Normally the library would have at least a few patrons within its first hour of business, but on this day there had been no one after the first three hours and Ivan had yet to show his face even though all of his assistants had been up and running for almost two hours. Most of them were first year graduates from Quindesti’s Scholar Academy and the Ursal Library was an ideal place for most sage and librarian would-bes to take their two year internships before moving on to another library. Or trying their hand at a position at Ursal. Ivan had only granted ten assistants permanent employment in the thirty years that the drow had been there and only two of them were still there, having only worked there for four years each.

The drow didn’t interact much with the First Years. Not because she didn’t want to, but because most of them were wary of her, staring at her black skin, but refusing to meet the stare of her red eyes. She didn’t mind their rudeness, they would warm up in time, they always did.

“Second Librarian Veloci?” A quiet voice said from behind her. She turned around in her chair to face the first year assistant, a tall, nervous boy, with sharp features and a thick shock of brown hair.

“It’s just Vel,” She corrected, smiling. “What can I help you with?”

The boy smiled, shyly and confessed, “I don’t know where Cableman goes.”

“Janis Cableman is considered a fictional author,” Vel said, “So his work will be in the west wing. Anything else Lew?”

He seemed shocked that she knew his name but smiled again, warmer this time, and shook his head, “No, that’s all, thanks…Vel.” He bowed and skirted out of the lobby, off to the west wing. She watched him go, feeling victorious. One down, nine to go.
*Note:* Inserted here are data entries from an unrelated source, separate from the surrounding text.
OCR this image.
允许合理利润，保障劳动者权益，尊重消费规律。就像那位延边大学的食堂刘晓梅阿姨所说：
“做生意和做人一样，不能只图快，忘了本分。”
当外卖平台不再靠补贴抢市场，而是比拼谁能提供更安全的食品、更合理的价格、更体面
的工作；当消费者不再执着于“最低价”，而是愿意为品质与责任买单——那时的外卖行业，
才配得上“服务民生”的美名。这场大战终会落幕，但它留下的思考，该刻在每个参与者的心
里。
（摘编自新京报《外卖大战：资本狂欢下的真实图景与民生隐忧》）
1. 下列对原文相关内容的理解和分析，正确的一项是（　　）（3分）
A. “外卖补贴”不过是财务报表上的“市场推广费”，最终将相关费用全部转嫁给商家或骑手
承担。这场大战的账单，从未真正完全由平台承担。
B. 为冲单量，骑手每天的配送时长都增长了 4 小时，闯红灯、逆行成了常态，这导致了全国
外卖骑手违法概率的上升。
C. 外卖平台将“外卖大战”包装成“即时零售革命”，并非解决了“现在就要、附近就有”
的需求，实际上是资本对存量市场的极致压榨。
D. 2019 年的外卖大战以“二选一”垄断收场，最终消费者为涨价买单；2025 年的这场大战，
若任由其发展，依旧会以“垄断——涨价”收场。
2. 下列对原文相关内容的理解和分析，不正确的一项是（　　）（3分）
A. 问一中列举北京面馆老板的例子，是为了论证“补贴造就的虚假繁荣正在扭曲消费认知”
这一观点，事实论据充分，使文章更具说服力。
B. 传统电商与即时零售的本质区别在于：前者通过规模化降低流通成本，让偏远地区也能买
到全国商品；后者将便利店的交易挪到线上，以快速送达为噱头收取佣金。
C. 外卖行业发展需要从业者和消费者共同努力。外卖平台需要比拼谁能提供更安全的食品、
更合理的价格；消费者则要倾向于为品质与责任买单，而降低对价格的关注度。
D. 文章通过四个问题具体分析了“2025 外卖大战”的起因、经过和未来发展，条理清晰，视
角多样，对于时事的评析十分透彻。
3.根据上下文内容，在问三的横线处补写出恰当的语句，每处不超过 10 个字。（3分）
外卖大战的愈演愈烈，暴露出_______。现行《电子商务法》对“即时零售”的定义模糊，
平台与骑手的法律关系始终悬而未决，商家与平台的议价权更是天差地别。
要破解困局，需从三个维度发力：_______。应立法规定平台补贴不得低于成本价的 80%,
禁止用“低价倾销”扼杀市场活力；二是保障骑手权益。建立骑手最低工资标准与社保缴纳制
            Vel decided the next hour or so of her day would be dedicated to shelving books so she started with the books that rested on the low bookcases on either side of the great fireplace, kept for pleasure reading, something Vel did often after hours. The shelves went deep and were dark in color, dark like the creature that waited atop the first book that the drow had the misfortune of pulling from the shelf. Vel placed it on top of the bookcase, which was a little over waist high for her, and bent down to retrieve another out-of-place book. When she straightened she saw it, black and eight legged, it stood a terrifying inch tall. She shrieked and threw the book in her hands at the spider, which nimbly avoided the flying object.